The air cargo sector faces unique decarbonization challenges. Unlike passenger airlines that can sometimes reduce frequency or adjust routes, cargo operations run on tight schedules driven by global supply chains. Sustainable aviation fuel offers a drop-in solution that doesn't require new aircraft or infrastructure, making it the most practical near-term option for emissions reduction.
Several factors will determine how quickly SAF scales from 2% to meaningful market share. Technology improvements continue to drive down production costs. New feedstock sources are being developed, from lignocellulosic biomass to synthetic pathways powered by geothermal energy. Policy support remains crucial, particularly as political landscapes shift.
The formation of the SAF Coalition last year brought together over 60 members spanning oil companies, labor unions, tech startups, and agricultural groups. This broad coalition reflects the economic opportunities SAF creates across multiple sectors and states, many of them traditionally conservative regions where new production facilities are creating jobs.

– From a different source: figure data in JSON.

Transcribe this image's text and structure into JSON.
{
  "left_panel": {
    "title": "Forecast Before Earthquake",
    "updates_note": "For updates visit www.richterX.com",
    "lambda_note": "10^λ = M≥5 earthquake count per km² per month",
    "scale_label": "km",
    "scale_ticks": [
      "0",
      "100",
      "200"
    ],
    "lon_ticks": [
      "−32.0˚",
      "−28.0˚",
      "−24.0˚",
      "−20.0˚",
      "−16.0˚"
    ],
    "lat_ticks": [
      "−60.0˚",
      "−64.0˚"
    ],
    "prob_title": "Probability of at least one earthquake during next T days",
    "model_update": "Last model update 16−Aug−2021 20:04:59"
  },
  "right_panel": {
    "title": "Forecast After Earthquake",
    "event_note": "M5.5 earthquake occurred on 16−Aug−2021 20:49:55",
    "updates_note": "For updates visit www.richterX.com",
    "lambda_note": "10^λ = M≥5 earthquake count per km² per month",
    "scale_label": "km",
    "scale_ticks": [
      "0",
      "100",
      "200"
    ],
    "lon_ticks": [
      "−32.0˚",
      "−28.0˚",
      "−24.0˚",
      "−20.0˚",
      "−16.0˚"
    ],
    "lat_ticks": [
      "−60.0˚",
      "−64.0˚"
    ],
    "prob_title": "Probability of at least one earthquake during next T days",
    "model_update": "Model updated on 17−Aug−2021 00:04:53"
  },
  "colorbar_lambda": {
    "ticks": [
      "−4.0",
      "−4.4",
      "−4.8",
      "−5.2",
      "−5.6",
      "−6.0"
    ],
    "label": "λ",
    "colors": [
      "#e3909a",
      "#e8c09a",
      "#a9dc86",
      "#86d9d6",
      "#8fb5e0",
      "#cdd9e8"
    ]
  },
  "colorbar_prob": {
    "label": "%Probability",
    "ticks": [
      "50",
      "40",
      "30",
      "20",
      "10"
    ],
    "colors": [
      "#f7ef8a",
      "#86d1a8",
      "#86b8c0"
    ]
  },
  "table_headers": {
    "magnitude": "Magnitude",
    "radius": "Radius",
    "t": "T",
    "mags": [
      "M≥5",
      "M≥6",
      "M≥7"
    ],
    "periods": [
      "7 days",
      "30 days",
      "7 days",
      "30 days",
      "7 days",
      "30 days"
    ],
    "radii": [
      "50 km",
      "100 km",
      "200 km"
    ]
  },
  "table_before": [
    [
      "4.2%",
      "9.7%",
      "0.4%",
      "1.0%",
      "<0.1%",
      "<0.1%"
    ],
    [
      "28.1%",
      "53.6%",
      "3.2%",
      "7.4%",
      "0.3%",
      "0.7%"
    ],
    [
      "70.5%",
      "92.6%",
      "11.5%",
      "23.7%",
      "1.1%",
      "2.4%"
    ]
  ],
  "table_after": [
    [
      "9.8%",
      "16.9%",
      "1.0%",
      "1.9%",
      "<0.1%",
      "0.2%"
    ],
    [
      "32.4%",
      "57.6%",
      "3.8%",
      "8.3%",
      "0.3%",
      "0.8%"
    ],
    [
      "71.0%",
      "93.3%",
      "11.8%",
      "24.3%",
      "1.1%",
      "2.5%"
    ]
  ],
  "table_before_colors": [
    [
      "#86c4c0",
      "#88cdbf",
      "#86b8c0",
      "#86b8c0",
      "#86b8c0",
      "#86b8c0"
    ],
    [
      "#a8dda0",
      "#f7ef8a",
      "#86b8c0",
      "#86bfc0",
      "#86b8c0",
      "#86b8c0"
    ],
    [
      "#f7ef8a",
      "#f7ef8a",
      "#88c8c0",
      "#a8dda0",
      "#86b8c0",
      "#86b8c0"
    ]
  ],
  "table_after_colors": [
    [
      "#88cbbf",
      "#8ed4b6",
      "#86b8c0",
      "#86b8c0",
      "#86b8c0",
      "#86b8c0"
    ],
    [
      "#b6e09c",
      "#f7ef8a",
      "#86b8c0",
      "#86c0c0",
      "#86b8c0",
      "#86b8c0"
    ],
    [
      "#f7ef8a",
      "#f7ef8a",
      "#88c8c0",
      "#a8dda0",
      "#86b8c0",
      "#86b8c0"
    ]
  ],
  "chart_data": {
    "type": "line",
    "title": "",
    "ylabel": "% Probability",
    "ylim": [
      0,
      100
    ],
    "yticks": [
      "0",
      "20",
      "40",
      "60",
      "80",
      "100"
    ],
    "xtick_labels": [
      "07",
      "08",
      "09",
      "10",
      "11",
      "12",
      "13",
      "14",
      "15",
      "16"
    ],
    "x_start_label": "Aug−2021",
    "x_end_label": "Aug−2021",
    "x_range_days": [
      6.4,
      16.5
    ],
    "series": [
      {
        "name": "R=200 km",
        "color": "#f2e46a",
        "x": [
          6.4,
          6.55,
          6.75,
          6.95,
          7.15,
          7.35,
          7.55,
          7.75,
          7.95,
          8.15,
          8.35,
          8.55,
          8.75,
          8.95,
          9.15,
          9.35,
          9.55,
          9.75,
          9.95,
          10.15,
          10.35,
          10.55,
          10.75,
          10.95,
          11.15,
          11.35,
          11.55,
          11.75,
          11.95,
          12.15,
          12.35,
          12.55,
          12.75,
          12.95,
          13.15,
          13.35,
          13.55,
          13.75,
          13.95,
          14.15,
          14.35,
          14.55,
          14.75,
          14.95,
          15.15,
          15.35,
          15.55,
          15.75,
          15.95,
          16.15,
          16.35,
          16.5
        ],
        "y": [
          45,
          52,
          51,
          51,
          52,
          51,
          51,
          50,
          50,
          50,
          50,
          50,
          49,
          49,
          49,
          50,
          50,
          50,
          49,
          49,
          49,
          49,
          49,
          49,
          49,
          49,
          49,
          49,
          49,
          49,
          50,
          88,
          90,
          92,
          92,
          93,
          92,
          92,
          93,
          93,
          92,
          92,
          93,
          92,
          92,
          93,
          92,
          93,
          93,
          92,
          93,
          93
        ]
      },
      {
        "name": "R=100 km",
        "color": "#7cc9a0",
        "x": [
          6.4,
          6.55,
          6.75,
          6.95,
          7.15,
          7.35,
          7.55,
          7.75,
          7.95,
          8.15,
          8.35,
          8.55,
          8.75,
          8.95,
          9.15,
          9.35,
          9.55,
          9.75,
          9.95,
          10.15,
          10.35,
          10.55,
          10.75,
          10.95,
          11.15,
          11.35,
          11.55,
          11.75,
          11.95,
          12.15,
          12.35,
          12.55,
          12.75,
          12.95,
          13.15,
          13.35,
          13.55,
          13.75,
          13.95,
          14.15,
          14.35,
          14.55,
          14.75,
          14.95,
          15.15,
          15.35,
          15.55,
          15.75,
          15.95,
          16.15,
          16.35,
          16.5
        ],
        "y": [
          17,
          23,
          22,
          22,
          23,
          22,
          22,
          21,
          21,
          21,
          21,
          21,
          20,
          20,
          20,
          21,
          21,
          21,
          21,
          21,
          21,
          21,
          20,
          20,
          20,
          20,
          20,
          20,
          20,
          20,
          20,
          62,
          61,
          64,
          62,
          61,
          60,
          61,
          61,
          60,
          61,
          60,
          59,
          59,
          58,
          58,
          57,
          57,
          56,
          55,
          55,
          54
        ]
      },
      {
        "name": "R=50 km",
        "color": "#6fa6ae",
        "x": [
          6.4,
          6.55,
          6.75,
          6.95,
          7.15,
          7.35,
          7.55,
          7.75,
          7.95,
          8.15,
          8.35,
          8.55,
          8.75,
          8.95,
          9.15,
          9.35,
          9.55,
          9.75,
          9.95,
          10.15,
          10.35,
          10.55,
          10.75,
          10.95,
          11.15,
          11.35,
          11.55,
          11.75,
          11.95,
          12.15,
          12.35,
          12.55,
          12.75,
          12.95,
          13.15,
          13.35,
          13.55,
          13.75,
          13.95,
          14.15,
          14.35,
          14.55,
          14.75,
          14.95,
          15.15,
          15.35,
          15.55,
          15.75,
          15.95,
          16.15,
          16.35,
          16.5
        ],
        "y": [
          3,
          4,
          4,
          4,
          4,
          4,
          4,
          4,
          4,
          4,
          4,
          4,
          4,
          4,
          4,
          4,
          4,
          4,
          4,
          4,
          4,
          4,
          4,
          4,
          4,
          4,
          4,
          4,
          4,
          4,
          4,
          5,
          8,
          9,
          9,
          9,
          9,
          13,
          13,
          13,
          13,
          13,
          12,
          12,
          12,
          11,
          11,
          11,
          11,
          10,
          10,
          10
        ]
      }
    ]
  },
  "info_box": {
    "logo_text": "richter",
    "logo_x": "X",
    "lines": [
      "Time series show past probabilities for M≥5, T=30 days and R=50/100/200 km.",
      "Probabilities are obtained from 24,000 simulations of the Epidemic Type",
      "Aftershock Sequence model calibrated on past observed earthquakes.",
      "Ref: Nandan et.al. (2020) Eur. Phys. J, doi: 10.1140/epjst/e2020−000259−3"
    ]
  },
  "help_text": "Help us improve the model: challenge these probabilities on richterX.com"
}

Phillips 66's Ronald Sanchez, Vice President for Aviation, highlighted the company's competitive advantage: "Our integrated model enables resilience and value creation in the SAF market. Our people, capabilities, and assets allow for feedstock optionality; our supply chain agility accounts for an evolving environment." That flexibility matters as the industry continues to mature and market conditions shift.
This DHL-Phillips 66 deal represents more than just a fuel purchase agreement. It's a bet on the future of clean aviation, backed by billions in infrastructure investment and supported by evolving policy frameworks. The 737,000 metric tons of avoided emissions equals taking roughly 160,000 cars off the road for a year.
For logistics companies watching this space, the message is clear: SAF supply is becoming reliable enough to support major long-term commitments. For energy producers, the demand signal couldn't be stronger. And for the broader decarbonization effort, aviation finally has a scalable solution that works with existing infrastructure while new technologies like electric and hydrogen aircraft continue development.
The aviation sector's path to net-zero won't be simple or cheap, but agreements like this one show the industry is moving beyond pledges to concrete action. With production ramping up, costs coming down, and major players committing real money, SAF is transitioning from experimental fuel to mainstream option. That shift happened faster than many predicted, and it's only picking up speed.